Prestiti

Mentre in Congo si consuma l’ennesima tragedia umana senza sponsor e senza titoli sui giornali e i giovani italiani trovano buoni motivi per scendere in piazza, nessuno ancora mette in primo piano uno dei peccati mortali del sistema capitalista che domina il pianeta.

È un peccato largamente diffuso e talmente macroscopico da sfuggire allo sguardo. Eppure è quello che distruggerà il mondo, o almeno il mondo umano.

Pare che un vecchio capo pellerossa amasse ammonire gli uomini, specie gli uomini bianchi “civilizzati”, che la Terra non è un’eredità trasmessaci dai nostri padri, di cui possiamo disporre con prodigalità, ma un prestito contratto con i nostri discendeti. In un sistema che ha prodotto mostruosità come i mutui subprime o i titoli “derivati”, rammentare il semplice dovere di solvibilità degli obblighi sembra fuori moda. Eppure, a ben guardare, è proprio questo che possiamo attribuirci come maggiore capo d’accusa: aver dissipato e consumato le risorse vitali che spetterebbero alle generazioni future. Invece è evidente come nel sistema attuale i giovani siano solo una schiera di vittime dell’ingordigia e dell’individualismo degli adulti e soprattutto degli anziani. Lavoratori precari e mal pagati, primi obiettivi di qualsiasi campagna consumistica, fatti oggetto della più radicale e pervasiva opera di desensibilizzazione e destrutturazione culturale che la storia umana abbia mai conosciuto, saranno anche quelli che dovranno vivere in un mondo che non produrrà abbastanza per sostenerli tutti, in un ecosistema degradato e con aspettative circa il futuro decrescenti rispetto a quelle dei loro nonni.
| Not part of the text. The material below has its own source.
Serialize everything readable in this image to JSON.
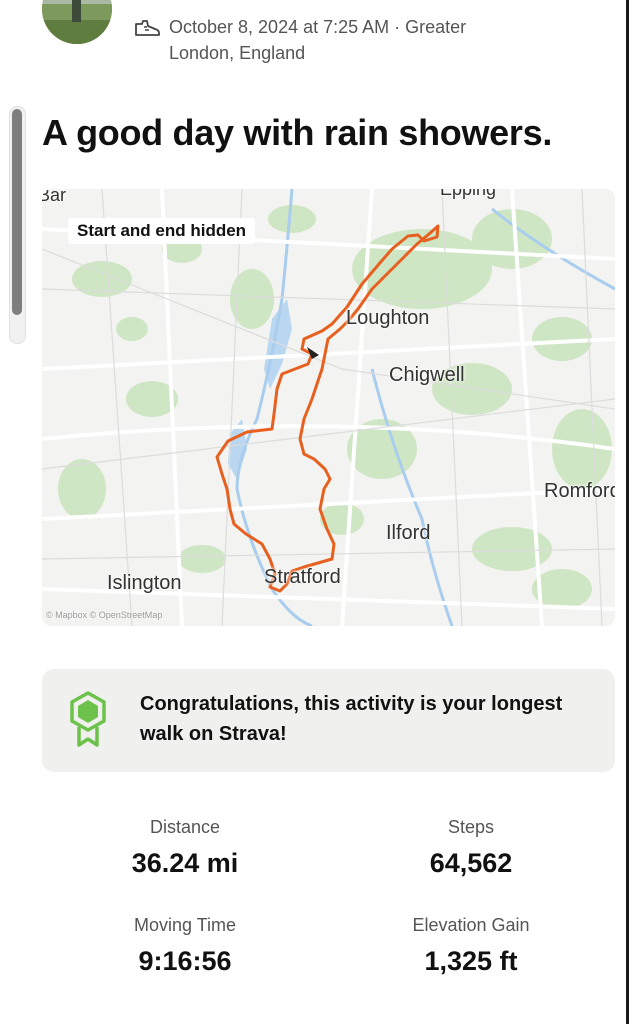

Non c’è specie vivente, sul nostro pianeta, che si comporti in modo così dissennato verso le possibilità di sopravvivenza dei propri discendenti. Una madre aquila può arrivare ad uccidere o lasciar morire uno dei piccoli, se la sua sopravvivenza rischia di compromettere l’intera progenie. Le orche marine della penisola di Valdes, in Argentina, cacciano i leoni marini fin sulla battigia, ne fanno mattanza, nelle stagione delle uscite in mare dei giovani; eppure, quando sono sazie, smettono e, come rito, a titolo simbolico, traghettano a riva incolume un giovane leone marino sopravvissuto, come pegno per il futuro: un futuro comune, evidentemente. Il sano intelletto animale (come lo definiva Nietzsche) sembra un bel passo avanti rispetto alla tanto celebrata ragione umana.

Saremo in grado di rendercene conto per tempo o lo sforzo di consapevolezza necessario trascende le nostre capacità?

Be’, in questo secondo caso, temo che nessuno ci piangerà, nell’universo.